So what did I do on the weekend? I did magic things. I taught Childers to sail. How old? About 4ft.
They were all boys and I am starting to get a little paranoid – I feel like starting a ‘your sex needs you!’ campaign to get more girls and women involved – although ironically the majority of the instructors (in fact all bar one!) on the day were women.
This course has not had a good run – we have been down on Oppies, waiting for new ones so for the first two days of the course we ran the session in Wayfarers and in pretty strong wind.
You’ve never seen the fear and exhilaration on a little persons face as when you give them the helm on a boat with two other kids and an instructor in it and tell everyone else to lean out to balance the boat. Small fists grab the tiller extension and knuckles whiten as the wind gusts into the reefed small sail.
I decided to stop if one of them cried.
None of them did, but there were a few wobbly bottom lips, and a degree of peer pressure coming into play!
The weather for Saturday had not looked much better throughout last week, blowing 18 gusting through 38 – with rain all day. I had visions of theory all day. So the surprise was arriving at Kielder having driven through torrential rain (a months worth fell on the North-east in the one day) and finding mist, drizzle and … No wind.
It was about the only thing I hadn’t planned. Well when I say planned, I mean thought about with a
glass of wine cup of tea during the preceding week.
There were however brand new Oppies to unpack we actually unwrapped them from the plastic!
I would love to say they were quickly rigged, but of course they weren’t – not helped by myself and the AI actually having only vague ideas on this – note to self – really need a crib sheet. But we were finally ready to go with boats lined up, helmets on and a lot of shivering – it was freezing, still damp and really overcast.
So we started on sending them out like little ducks one after the other pushing of boats towards a patrol boat – asking them to tack (or in childers speak ‘push the stick away and duck)’. Some got the hang of it quicker than others, but with expert coaching from the patrol boat we soon had the whole group rotating through the boats. Some kids had got the hang so well they went round and round and round for some time.
The only problem with this was the direction of the wind. There wasn’t much, so there was a lot of sitting around, it was also an onshore wind which meant that we had to send them across the foreshore to keep them on a reach – with the added complication of trying to stop small enthusiastic not-very-good-at-steering boys from running the brand new boats aground or clipping the foils by coming in too close to the shore.
The thing with seven small boys as well is that the second your back is turned they are off doing something you don’t want them to do.
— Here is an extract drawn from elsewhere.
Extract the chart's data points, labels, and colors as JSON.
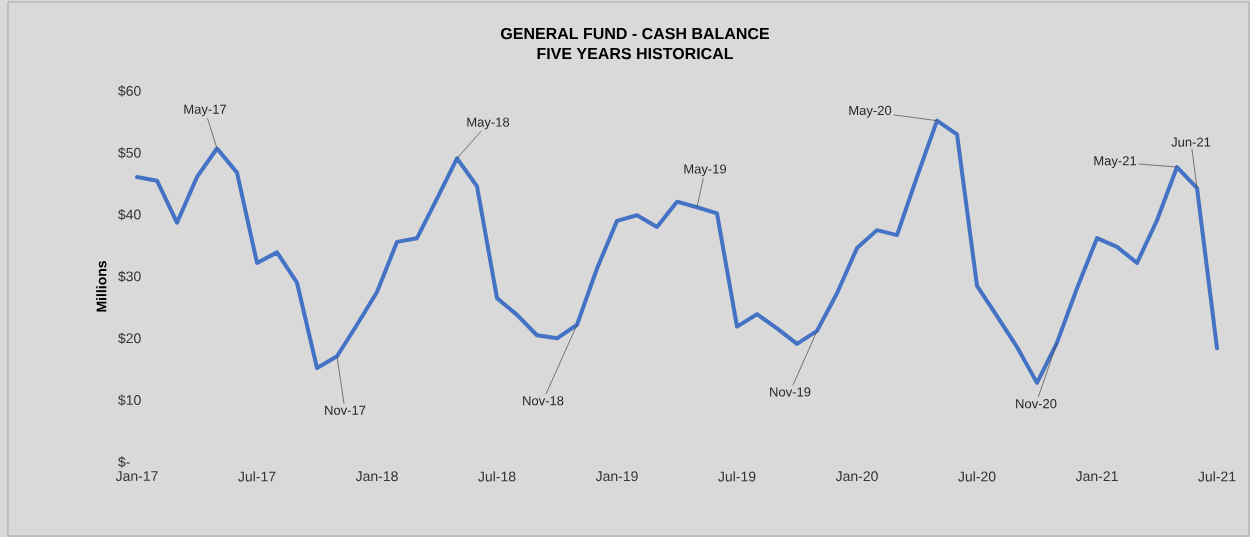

Like swimming in the lake, checking what holds up the jetty, playing ‘splash the other kids and only by mistake the instructors’. I was a little unamused.
Got my own back by explaining to everyone we would need to do capsize before we finished for the day. Apparently the lake was cold. I really hadn’t noticed having spent the day up to my chest in it catching and returning boats.
As always they delivered the goods and they went to get changed having had ‘the best’ day.
They were happy. I was cold. And wet. Turns out my drysuit had a leak. I drove home with no socks and recovered in front of Eurovision.
Bonnie Tyler was our entry – famous of course for ‘Turn Around‘ – maybe she had spent a lot of time up to her chest screaming at kids to push the stick as well.